• Délire

    - Mais je n'ai RIEN à leur écrire ! cria-t-il désespérement.

    - Comment ça ? Comment ça, t'as rien à leur écrire ? T'as FORCÉMENT quelque-chose à dire !...
    -Beh... L'autre jour, j'avais bien une idée, mais... mon internet a buggé alors que j'étais encore en train d'écrire...

    - AH ! Merde !

    Un silence gêné tomba. Celui qui n'avait "rien à leur écrire" était un maigrelet torse nu et couvert de bleus, ligoté par un entremêlat confus de cordes collées autour de lui, assis sur une drôle de chaise, qui, à vrai dire, bougeait.

    - Je crois que... Je crois que ça a servi à rien de le taper...

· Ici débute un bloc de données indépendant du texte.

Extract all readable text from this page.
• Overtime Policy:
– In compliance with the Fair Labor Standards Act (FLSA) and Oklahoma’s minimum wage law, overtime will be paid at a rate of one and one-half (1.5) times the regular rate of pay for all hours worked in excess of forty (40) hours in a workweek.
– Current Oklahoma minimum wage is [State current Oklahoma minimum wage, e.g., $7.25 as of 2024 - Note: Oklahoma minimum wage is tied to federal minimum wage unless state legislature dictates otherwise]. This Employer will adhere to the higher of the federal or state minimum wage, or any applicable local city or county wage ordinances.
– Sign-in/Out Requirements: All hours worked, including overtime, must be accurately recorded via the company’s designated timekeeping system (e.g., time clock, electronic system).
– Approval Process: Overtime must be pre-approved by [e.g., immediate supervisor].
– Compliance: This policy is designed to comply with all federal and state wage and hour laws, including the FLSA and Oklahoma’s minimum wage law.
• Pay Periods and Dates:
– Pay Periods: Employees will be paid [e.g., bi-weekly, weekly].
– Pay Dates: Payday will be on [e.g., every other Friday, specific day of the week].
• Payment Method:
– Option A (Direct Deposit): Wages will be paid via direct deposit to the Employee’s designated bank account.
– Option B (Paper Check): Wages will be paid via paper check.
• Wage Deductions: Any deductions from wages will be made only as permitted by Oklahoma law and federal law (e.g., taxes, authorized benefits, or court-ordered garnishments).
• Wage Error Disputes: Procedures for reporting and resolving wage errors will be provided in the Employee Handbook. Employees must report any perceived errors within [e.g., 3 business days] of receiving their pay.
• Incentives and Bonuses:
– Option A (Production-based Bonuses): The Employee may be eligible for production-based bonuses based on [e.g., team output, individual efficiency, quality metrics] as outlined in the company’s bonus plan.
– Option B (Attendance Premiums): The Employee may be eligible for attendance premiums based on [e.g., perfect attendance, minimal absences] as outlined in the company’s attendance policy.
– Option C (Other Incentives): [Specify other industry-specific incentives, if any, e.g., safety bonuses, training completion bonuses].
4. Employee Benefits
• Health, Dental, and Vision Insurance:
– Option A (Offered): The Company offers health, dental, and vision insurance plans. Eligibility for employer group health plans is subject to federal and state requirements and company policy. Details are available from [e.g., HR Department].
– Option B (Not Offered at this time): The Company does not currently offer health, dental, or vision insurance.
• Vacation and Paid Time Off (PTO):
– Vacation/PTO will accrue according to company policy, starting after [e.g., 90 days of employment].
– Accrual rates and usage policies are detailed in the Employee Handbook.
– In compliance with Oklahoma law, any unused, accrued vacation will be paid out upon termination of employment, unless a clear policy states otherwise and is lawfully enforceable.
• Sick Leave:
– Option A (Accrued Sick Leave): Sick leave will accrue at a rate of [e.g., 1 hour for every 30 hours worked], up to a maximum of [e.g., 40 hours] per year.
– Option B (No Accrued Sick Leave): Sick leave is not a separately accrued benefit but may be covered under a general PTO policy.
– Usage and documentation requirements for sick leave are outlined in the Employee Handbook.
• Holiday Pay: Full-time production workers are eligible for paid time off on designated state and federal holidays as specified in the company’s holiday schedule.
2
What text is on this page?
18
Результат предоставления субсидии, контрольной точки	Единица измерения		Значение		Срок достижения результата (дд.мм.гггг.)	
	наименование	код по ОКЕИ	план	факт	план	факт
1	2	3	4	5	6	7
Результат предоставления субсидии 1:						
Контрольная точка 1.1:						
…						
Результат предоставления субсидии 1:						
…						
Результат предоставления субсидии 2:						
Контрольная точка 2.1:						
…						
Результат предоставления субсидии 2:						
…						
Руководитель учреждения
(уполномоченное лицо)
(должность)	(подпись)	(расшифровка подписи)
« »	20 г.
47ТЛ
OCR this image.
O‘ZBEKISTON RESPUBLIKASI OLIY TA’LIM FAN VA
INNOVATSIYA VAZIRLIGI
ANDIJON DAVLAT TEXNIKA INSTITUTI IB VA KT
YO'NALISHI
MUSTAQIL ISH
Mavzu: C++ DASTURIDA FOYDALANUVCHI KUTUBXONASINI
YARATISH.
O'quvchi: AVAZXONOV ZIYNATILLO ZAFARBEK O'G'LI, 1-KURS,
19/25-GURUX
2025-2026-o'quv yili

    Le bourreau, une armoire à glace aux cheveux rasés, aux yeux enfoncés comme des racines sous terre, à une mâchoire si carrée que le bas de son visage ressemblait à la base d'un triangle, et à la moustache aussi touffue qu'un balai-brosse, jeta un regard noir et vif à la chaise qui venait de parler.

    - Si... Si j'avais su, je l'aurais dit au boss, et... et on en serait pas arrivés là... Fallait le dire tout de suite... Ça change TOUT, si vous aviez essayé de faire une note...

    Le maigrelet avait le visage baissé, ses cheveux longs couvraient son visage.

    - Ça... Ça va ? demanda le bourreau.

    Après un court silence, le maigrelet répondit simplement :

    - Non...

    Le bourreau se tordait les mains, fronçait ses sourcils.

    La chaise demanda :

    - Bon, et après, pourquoi t'écris pas de note ?

    - Mais... Mais parce que j'ai rien à dire ces temps-ci, c'est tout! Rhôh, là, faut me lâcher les basques, c'est pas comme si mon blog était un journal intime ! J'écris quand j'ai envie d'écrire, ou quand j'ai quoique ce soit à dire et... et, voilà, c'est juste pas le cas en ce moment...

     

    - Et ce court texte que tu as écrit avant de te coucher, hier soir, hein? Ça mérite pas d'être développé?

    - J'en sais rien... Je m'en fous...

    - Tu sais ce que je crois ? continua la chaise.

    - Jsais pas... soupira le maigrelet. Ses bleus lui faisaient encore mal.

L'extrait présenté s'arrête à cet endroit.